When Effie’s mother asks her why she is tired when it should be the happiest time of all the year, the little child responds that perhaps it wouldn’t be so, if she had something new this Christmas. The little girl tells her mother that it seems poor children have a better time than the rich at Christmas, because they are freer from the entrapments of the rich. Effie wistfully says she would like to be like a beggar girl.

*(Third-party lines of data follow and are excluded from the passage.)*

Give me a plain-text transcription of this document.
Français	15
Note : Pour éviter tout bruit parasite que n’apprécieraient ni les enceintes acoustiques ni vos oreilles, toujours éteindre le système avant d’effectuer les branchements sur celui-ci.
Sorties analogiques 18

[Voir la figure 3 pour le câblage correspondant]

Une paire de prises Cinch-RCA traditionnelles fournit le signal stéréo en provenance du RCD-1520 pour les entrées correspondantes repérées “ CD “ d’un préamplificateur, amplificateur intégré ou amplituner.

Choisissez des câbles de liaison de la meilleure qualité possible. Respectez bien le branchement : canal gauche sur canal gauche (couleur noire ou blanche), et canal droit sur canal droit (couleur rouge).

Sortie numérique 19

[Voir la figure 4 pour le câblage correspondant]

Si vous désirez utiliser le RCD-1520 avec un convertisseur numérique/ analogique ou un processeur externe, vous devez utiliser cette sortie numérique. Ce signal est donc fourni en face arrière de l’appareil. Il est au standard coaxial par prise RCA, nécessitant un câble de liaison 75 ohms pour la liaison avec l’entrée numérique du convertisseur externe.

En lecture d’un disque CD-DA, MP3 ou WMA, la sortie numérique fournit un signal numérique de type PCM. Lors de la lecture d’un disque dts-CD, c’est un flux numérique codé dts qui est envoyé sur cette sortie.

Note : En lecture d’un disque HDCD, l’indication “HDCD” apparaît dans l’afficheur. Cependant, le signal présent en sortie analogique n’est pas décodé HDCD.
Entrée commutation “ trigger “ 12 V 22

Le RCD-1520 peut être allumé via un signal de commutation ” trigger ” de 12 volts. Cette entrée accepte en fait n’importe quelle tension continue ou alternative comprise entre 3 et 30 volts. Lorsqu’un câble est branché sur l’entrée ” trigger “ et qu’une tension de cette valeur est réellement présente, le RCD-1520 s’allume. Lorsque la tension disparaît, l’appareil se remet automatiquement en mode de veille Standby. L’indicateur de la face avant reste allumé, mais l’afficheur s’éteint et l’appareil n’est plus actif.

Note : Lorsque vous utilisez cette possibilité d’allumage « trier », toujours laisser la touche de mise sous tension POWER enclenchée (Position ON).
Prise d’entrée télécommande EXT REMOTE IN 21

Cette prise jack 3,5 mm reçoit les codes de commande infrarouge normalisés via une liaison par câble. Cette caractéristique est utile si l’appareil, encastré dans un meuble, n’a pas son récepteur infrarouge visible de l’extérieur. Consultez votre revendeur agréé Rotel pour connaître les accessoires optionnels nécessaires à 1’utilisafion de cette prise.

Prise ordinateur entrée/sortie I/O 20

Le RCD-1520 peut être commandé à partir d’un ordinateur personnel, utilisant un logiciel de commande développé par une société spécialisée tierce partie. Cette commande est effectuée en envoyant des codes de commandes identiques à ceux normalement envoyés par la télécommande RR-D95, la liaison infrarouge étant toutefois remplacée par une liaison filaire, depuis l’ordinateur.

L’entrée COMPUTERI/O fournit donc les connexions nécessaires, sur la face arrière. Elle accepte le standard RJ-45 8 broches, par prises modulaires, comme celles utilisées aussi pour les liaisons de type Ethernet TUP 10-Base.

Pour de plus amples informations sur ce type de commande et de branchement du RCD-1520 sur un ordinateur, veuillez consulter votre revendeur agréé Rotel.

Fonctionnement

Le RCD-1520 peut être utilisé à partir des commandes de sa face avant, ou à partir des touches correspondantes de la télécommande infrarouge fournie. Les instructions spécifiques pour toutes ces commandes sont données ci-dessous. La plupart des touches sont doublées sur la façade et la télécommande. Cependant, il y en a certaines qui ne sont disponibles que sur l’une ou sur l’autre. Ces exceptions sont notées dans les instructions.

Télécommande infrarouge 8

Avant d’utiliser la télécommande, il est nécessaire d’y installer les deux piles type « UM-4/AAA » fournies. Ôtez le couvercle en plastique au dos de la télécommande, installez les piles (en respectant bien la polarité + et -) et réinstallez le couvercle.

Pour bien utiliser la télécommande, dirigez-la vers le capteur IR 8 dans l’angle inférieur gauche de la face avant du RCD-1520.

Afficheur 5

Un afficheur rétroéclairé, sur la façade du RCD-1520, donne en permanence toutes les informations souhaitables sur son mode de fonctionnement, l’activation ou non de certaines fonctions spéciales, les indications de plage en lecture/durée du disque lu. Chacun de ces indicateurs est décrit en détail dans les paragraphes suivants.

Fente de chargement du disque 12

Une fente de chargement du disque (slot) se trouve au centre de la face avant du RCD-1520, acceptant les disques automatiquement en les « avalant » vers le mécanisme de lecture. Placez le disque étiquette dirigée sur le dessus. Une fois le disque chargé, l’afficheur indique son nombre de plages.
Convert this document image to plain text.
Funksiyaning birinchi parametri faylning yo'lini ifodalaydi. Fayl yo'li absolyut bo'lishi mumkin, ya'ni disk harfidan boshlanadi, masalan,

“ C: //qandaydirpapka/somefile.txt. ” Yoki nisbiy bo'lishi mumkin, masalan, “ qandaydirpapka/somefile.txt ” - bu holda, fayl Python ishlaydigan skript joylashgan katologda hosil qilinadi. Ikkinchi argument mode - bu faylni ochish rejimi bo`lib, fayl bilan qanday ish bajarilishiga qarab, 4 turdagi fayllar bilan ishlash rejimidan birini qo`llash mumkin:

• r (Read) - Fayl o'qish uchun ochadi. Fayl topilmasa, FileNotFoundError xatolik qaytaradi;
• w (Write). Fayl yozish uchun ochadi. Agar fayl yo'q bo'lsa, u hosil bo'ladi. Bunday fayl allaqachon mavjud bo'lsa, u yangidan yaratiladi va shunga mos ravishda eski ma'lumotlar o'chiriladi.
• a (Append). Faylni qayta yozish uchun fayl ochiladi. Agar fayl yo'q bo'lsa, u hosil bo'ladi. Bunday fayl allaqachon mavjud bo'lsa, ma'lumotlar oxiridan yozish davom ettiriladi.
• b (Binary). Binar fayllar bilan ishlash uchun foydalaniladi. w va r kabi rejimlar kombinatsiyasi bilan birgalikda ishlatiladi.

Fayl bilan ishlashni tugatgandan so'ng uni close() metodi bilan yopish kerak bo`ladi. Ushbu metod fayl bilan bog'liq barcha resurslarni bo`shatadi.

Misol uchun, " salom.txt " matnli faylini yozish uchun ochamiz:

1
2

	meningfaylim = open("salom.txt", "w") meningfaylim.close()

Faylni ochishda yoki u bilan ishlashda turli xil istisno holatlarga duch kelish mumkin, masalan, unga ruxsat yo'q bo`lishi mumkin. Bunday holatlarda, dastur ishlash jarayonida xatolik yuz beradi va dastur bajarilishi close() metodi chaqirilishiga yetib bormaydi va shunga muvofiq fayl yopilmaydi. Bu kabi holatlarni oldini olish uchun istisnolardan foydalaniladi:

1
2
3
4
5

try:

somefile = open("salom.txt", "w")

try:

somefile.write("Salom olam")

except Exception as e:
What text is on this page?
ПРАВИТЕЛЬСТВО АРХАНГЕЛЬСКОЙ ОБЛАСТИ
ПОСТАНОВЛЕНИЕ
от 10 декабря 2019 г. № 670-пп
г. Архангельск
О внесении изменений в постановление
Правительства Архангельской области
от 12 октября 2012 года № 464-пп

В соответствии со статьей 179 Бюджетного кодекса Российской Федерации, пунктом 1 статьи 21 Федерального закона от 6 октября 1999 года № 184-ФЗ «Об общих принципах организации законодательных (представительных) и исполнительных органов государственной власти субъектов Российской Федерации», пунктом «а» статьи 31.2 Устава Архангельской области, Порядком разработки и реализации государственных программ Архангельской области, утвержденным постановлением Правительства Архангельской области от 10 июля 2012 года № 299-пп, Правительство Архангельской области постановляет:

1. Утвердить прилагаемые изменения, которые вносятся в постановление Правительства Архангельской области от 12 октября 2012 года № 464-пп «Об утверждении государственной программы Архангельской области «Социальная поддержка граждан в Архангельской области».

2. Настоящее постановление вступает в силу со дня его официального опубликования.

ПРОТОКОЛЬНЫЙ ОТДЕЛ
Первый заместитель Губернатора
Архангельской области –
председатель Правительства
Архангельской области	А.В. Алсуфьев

That night Nursey, the little’s girl’s nurse, tells her the best of tales so that when she goes to bed, her head becomes a curious jumble of Christmas elves, poor children, snow storms, sugarplums and surprises. Effie dreams of herself sitting on a stone, alone, cold, thirsty, tired and totally forgotten by others, in the middle of a great field. In her dream she hears a voice and sees a light that steadily gets brighter and then encounters a Christmas Spirit. The Christmas Spirit tells her that he was on a holiday to find children from all parts of the world once a year, to make them merry. The Christmas Spirit then shows her the place where he lives and where she sees all the other Christmas Spirits getting ready to go on a holiday. On this one day, they are allowed a holiday to roam about the world and bring happiness to children who would let them in.